O conflito envolvendo Estados Unidos, Israel e Irã já entra na sexta semana — prazo máximo inicialmente projetado pelo próprio presidente norte-americano para a duração da ofensiva.
Os Estados Unidos afirmam que o objetivo central é impedir que o Irã desenvolva armas nucleares, além de limitar o alcance e o número de mísseis do país. Trump declarou que os EUA já teriam “vencido a guerra”, citando a destruição de parte significativa da capacidade militar iraniana, incluindo lançadores e sistemas de mísseis.

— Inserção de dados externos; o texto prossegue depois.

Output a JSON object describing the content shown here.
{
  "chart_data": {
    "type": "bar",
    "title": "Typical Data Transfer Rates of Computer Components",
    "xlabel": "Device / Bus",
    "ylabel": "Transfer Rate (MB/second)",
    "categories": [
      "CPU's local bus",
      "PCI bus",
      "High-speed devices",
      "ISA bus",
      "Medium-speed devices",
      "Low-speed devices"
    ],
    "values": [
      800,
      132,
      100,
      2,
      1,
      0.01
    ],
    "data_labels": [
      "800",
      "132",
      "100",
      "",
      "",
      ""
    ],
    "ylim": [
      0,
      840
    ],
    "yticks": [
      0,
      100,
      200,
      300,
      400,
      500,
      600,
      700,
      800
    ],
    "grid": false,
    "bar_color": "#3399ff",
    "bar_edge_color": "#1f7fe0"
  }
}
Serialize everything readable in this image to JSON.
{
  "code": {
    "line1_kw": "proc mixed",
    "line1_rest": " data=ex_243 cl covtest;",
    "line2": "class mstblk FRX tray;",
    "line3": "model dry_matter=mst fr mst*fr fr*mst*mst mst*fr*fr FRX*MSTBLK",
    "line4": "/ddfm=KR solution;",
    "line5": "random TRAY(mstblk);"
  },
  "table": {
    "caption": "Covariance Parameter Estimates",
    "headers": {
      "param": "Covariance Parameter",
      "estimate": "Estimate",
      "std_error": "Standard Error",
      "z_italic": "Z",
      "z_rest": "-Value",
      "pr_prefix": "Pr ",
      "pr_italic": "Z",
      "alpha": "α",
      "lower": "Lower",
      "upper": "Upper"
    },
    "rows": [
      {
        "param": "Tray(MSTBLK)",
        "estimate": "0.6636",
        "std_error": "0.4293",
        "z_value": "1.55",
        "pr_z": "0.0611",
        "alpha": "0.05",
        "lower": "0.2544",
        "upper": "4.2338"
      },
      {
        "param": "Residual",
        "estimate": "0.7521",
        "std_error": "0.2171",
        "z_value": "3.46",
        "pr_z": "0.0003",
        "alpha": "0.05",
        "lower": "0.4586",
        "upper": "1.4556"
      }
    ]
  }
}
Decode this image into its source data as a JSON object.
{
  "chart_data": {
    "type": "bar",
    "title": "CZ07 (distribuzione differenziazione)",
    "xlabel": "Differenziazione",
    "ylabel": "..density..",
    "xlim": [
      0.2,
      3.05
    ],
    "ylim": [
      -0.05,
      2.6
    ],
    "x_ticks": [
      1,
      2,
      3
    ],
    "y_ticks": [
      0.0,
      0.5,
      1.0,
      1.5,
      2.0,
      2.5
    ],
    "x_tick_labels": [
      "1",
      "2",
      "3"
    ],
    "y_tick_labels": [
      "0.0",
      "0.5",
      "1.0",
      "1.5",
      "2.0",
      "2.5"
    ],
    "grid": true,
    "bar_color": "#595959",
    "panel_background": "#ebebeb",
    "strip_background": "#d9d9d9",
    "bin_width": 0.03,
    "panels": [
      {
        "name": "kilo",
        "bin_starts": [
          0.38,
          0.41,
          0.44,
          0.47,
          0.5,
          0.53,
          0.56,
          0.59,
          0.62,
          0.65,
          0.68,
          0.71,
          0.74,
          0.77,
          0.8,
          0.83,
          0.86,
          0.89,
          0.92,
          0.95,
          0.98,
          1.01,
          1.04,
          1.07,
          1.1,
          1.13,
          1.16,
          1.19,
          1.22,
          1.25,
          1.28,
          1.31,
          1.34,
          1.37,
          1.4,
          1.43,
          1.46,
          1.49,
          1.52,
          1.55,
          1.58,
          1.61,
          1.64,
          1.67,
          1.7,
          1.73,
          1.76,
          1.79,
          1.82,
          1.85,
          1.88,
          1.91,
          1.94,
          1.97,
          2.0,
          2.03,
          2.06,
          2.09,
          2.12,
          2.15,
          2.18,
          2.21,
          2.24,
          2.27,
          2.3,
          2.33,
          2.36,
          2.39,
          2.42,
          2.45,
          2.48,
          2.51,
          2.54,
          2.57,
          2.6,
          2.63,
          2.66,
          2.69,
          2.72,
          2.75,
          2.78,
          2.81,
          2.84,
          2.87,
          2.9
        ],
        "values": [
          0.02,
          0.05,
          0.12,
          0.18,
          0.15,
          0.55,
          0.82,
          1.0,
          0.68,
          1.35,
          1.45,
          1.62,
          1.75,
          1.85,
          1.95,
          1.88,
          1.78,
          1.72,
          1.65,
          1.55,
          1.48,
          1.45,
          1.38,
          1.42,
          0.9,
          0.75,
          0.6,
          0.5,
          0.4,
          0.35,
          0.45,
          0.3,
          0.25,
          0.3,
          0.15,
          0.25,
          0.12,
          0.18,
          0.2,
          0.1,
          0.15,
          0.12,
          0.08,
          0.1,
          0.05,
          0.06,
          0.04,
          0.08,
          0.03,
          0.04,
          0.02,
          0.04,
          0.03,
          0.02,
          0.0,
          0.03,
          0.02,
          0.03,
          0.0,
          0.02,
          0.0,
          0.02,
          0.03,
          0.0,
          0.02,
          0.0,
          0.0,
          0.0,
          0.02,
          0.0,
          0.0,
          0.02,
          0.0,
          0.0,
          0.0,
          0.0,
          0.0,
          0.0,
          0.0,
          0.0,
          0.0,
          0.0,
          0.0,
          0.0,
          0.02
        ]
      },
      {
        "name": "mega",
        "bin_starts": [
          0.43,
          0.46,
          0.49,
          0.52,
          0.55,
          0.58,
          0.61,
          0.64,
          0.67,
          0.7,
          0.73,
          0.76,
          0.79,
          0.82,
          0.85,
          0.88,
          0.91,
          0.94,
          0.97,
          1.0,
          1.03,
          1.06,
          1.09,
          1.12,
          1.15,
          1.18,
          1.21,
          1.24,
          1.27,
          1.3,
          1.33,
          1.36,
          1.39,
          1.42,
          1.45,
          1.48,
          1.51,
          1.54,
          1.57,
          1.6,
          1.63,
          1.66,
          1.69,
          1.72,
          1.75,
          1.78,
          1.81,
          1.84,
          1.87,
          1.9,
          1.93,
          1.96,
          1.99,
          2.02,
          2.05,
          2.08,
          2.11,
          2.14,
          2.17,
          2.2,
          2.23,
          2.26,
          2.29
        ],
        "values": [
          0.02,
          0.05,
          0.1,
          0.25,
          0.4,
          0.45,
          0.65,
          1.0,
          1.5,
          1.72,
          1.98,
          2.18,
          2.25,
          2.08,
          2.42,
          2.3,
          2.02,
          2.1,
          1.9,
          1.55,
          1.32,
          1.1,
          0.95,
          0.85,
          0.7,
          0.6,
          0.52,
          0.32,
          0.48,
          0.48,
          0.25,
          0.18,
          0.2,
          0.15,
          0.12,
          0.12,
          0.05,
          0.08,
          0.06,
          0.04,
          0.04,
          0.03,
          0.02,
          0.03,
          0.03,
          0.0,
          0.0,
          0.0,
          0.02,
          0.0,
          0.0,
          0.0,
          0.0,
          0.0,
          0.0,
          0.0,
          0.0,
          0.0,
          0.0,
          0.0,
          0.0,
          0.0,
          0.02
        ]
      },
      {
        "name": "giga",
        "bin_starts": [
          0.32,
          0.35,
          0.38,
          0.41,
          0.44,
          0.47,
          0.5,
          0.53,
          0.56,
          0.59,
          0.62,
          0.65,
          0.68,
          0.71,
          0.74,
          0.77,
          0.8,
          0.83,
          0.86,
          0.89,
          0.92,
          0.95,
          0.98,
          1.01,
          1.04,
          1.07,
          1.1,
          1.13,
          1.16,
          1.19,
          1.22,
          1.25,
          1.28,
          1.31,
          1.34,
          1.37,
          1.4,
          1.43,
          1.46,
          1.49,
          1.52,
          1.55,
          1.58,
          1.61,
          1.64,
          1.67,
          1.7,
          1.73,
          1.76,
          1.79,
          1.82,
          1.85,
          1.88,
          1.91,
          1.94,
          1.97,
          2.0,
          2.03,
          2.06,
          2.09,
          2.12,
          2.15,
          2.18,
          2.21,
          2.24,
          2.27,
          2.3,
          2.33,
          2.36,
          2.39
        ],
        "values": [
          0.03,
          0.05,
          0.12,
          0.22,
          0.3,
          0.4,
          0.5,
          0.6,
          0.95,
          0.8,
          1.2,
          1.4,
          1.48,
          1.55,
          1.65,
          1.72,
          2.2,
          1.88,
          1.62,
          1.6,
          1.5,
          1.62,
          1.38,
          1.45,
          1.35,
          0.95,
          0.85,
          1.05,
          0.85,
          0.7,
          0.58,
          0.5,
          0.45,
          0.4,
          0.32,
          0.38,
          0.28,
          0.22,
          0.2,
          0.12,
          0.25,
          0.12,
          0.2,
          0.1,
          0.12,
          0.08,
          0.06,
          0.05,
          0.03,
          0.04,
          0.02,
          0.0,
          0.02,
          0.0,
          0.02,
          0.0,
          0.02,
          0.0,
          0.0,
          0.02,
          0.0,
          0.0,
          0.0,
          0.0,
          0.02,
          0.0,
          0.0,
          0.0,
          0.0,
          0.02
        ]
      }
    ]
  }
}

Apesar disso, o presidente reforça que é necessário “terminar o trabalho” para evitar futuras ameaças contra os EUA e seus aliados.
Do outro lado, o Irã demonstra capacidade de reação, principalmente no campo econômico. O fechamento parcial do Estreito de Ormuz — por onde passa cerca de 20% do petróleo mundial — provocou alta nos preços dos combustíveis em diversos países.
Além disso, forças iranianas mantêm ataques frequentes contra cidades israelenses, como Tel Aviv e Haifa, enquanto ampliam ações contra bases americanas no Oriente Médio e empresas de energia ligadas aos EUA.
O cenário também impacta o ambiente político interno nos Estados Unidos. A escalada do conflito e suas consequências econômicas pressionam a popularidade de Trump a poucos meses das eleições legislativas conhecidas como “midterms”.
No domingo (5), o presidente publicou em sua rede social um ultimato direto ao governo iraniano, exigindo a reabertura do Estreito de Ormuz e um acordo imediato. Caso contrário, ameaçou atacar pontes e usinas de energia do país.
Já na segunda-feira (6), durante coletiva de imprensa, Trump afirmou que os EUA poderiam “tomar o Irã inteiro em uma noite” e voltou a exigir um acordo considerado aceitável por Washington. Segundo ele, ao fim do prazo, a infraestrutura estratégica iraniana poderá ser rapidamente destruída.